More evidence regarding registered dietitian nutritionist implementation of evidence-based nutrition practice guidelines (EBNPGs) is needed. We assessed the utility of an automated informatics tool to evaluate congruence of documented nutrition care with 13 individual recommendations in the diabetes mellitus (DM) EBNPG and with the guideline overall. A concurrent validation study was conducted using Nutrition Care Process Terminology documentation entered in the Academy of Nutrition and Dietetics Health Informatics Infrastructure by registered dietitian nutritionists caring for patients with DM. A 15% subset (n = 115) of the 790 patient encounters recorded were selected randomly, and the documented care was evaluated using the automated DM Expected Care Plan (ECP) Analyzer and expert audit. Recommendation-level congruence, as determined by each method, was compared using Cohen's κ analysis, and the accuracy, sensitivity, and specificity of the DM ECP Analyzer for assessing overall guideline-level congruence was calculated with expert audits as the "gold standard." For recommendation-level congruence, the DM ECP Analyzer identified more instances of recommendation implementation in the patient encounters, and classified more encounters as including partial or full recommendation implementation for 10 of the 13 recommendations, compared with the expert audit. There was slight to fair agreement between the DM ECP and the expert audit for most individual recommendations, with a mean ± standard deviation level of agreement of κ = .17 ± .19 across all eligible recommendations. At the guideline level, the DM Analyzer had high accuracy (98.3%) and sensitivity (99.1%) and low specificity (0%; no true negatives detected).

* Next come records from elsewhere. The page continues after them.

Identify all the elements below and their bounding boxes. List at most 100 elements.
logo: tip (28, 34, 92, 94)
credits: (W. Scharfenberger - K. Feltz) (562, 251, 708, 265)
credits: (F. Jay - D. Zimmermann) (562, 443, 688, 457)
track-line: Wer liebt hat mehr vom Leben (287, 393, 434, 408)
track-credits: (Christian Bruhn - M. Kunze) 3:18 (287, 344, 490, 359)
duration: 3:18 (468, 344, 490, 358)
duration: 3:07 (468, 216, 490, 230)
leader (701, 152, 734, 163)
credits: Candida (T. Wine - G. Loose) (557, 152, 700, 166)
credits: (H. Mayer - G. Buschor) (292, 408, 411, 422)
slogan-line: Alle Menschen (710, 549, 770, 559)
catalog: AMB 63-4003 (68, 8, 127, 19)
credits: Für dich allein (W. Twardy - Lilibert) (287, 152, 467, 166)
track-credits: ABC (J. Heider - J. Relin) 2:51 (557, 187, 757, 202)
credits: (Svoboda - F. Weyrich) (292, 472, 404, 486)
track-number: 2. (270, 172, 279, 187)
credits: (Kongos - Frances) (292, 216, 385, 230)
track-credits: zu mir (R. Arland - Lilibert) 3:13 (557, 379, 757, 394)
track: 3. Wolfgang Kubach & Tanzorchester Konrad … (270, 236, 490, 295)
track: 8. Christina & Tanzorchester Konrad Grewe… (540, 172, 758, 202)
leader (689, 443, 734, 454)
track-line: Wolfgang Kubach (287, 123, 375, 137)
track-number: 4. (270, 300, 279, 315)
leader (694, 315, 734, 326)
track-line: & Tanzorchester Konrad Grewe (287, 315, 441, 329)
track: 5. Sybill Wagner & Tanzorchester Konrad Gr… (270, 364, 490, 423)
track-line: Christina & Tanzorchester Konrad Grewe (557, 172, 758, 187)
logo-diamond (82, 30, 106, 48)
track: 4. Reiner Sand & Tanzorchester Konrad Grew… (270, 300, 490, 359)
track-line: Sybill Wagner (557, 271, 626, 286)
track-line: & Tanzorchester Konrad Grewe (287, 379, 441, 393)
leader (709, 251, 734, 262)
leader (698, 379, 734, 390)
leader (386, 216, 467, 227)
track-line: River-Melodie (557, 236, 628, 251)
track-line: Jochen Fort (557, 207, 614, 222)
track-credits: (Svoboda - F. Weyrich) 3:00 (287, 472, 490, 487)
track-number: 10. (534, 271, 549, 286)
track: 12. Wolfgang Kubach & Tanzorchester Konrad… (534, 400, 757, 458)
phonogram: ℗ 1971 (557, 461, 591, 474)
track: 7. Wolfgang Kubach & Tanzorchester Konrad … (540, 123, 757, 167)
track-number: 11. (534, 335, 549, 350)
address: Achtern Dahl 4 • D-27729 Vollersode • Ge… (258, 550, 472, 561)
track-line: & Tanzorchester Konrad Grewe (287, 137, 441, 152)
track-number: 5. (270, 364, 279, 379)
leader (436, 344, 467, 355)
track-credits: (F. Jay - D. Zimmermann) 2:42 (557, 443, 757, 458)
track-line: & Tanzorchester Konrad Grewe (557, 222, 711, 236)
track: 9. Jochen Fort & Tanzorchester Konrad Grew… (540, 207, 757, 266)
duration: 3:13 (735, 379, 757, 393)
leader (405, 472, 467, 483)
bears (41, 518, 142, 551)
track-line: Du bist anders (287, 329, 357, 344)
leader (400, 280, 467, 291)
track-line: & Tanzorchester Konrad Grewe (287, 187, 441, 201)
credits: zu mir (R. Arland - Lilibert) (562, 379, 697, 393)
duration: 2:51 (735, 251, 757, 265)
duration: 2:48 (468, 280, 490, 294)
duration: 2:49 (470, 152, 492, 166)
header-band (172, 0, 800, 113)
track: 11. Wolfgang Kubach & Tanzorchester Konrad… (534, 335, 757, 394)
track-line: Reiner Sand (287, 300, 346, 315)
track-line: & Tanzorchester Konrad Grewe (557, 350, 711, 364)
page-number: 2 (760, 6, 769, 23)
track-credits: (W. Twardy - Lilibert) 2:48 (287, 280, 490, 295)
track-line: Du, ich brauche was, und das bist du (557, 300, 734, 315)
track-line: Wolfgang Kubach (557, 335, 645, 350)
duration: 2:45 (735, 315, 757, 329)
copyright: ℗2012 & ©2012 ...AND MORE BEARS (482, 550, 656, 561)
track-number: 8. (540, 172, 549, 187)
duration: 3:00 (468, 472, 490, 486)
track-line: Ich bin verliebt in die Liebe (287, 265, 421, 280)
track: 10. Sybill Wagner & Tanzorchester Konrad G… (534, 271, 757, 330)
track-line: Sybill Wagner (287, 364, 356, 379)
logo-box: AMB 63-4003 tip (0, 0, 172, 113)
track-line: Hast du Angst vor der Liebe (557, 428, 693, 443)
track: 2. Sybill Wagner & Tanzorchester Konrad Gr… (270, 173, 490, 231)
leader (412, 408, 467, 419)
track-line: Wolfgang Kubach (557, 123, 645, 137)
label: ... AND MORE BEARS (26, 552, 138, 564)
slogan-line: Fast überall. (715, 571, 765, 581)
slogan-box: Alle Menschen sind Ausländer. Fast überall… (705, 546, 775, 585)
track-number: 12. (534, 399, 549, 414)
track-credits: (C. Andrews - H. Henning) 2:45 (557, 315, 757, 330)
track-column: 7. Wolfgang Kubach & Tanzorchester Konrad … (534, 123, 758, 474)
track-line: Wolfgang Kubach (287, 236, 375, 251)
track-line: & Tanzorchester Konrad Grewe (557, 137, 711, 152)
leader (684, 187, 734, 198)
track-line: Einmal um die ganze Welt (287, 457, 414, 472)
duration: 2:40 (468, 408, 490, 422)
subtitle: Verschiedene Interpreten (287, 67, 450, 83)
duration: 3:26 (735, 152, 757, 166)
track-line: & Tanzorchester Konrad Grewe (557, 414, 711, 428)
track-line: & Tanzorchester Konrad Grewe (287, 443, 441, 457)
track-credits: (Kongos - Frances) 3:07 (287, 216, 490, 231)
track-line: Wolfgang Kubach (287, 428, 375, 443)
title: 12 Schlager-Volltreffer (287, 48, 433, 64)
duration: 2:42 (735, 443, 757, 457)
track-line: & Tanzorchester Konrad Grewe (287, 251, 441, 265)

The DM ECP Analyzer is acceptable for conducting automated audits of nutrition documentation to assess congruence of documented care with recommendations for evidence-based care. Future changes to the EBNPG, Nutrition Care Process Terminology, Academy of Nutrition and Dietetics Health Informatics Infrastructure, and the DM ECP Analyzer could potentially improve recommendation-level performance. The DM ECP Analyzer can be modified for other EBNPGs to facilitate automated assessment of guideline implementation.
我们需要更多关于注册营养师实施循证营养实践指南(EBNPGs)的证据。我们评估了一种自动化信息工具的效用,以评估记录的营养护理与糖尿病(DM)EBNPG中的13项个人建议以及整个指南的一致性。使用注册营养师在营养与饮食学会健康信息基础设施中输入的营养护理过程术语文档,对患有DM的患者进行了一项同步验证研究。从记录的790次患者会诊中随机选择15%的子集(n = 115),并使用自动化的DM预期护理计划(ECP)分析器和专家审核对记录的护理进行评估。使用科恩κ分析比较每种方法确定的推荐水平一致性,并以专家审核为“金标准”计算DM ECP分析器评估总体指南水平一致性的准确性、敏感性和特异性。对于推荐水平一致性,与专家审核相比,DM ECP分析器在患者会诊中识别出更多推荐实施的实例,并且在13项推荐中的10项中,将更多会诊分类为包括部分或全部推荐实施。对于大多数个人推荐,DM ECP与专家审核之间的一致性为轻微到中等,所有符合条件的推荐的κ一致性均值±标准差水平为κ = 0.17±0.19。在指南层面,DM分析器具有高准确性(98.3%)和敏感性(99.1%)以及低特异性(0%;未检测到真正的阴性)。DM ECP分析器可用于对营养文档进行自动化审核,以评估记录的护理与循证护理推荐的一致性。EBNPG、营养护理过程术语、营养与饮食学会健康信息基础设施以及DM ECP分析器的未来变化可能会提高推荐水平的性能。DM ECP分析器可以针对其他EBNPG进行修改,以促进对指南实施的自动化评估。